XQUANT - cache post-norm X, rematerialize K/V on decode #15400

FlorianZimmer · 2025-08-18T17:47:11Z

FlorianZimmer
Aug 18, 2025

I came across this paper a few days ago: https://arxiv.org/abs/2508.10395. It proposes an alternative to KV caching: quantize + cache the post-norm residual X per layer, then rebuild K and V on the fly using existing GEMMs. Because you store one tensor instead of two, cache memory drops by ~2× for MHA. In practice, decode is often memory-bandwidth bound (especially in the common llama.cpp setups), so this can be a net win; the extra compute tends to stay off the critical path on longer contexts, and it can also enable longer context windows by reducing RAM/VRAM pressure.

MVP proposal (default off):

Add --xcache (flag-gated).
Store 4-bit (G=128) X during prefill.
During decode: dequantize a window of X to fp16 → compute K = X * Wk, V = X * Wv → apply RoPE exactly as today.
No ggml op changes, no calibration, no SVD/CL in v1 (those can follow if there’s interest).

Expectation: similar perplexity to strong KV-quant at equal memory, plus practical speedups on long contexts and PCIe-offload setups.

Would a small, reversible MVP like this be acceptable? Any preferences on the flag name or file placement before I open a draft PR with unit tests and some numbers? (Future extensions—XQUANT-CL and GQA latent SVD—are in the paper and could come as separate follow-ups.)

It would be the first time for me contributing on a project publicly so feel free to give me feedback.

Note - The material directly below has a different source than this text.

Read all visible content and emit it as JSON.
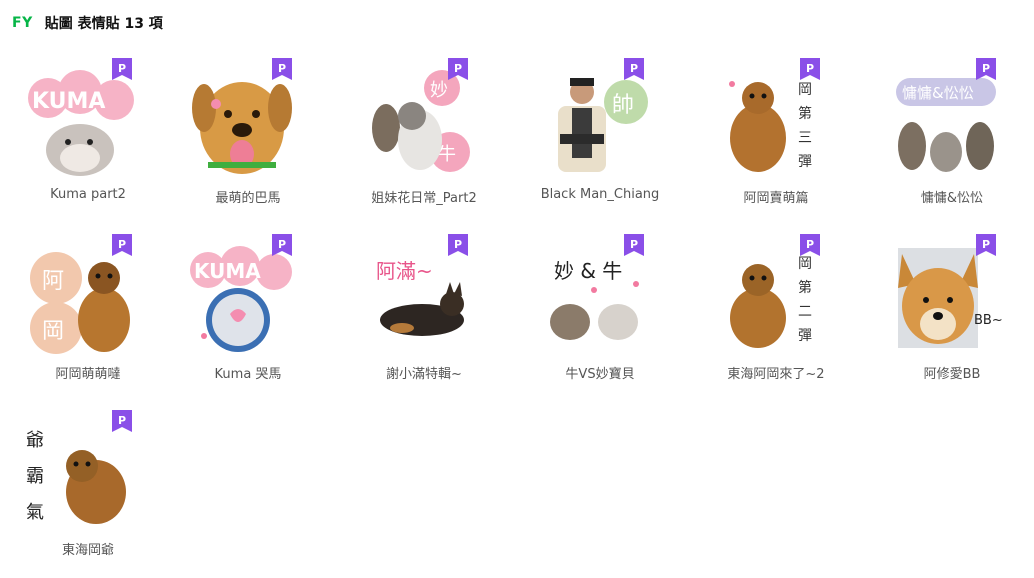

ggerganov · 2025-08-18T18:04:37Z

ggerganov
Aug 18, 2025
Maintainer

Could be implemented as a new memory module. Storing the quantized X would be tricky - how do we handle batches that are not multiple of group size? Doubt this would make it to master, but it could be interesting to play with.

3 replies

FlorianZimmer Aug 18, 2025
Author

Thanks! Implementing this as a new memory module makes sense.

Re: “batches not multiple of group size” - the MVP quantises per-token, and the group size (e.g. 128) is along the hidden dimension of X, not across the batch. That means the micro-batch size doesn’t need to be a multiple of the group size: each token row is quantized independently into groups of up to 128 features. The final (partial) group just stores its own (scale, zero) and ceil(cnt/2) packed bytes (4-bit -> 2 vals/byte), so odd hidden sizes or tiny batches work without padding or cross-token coupling.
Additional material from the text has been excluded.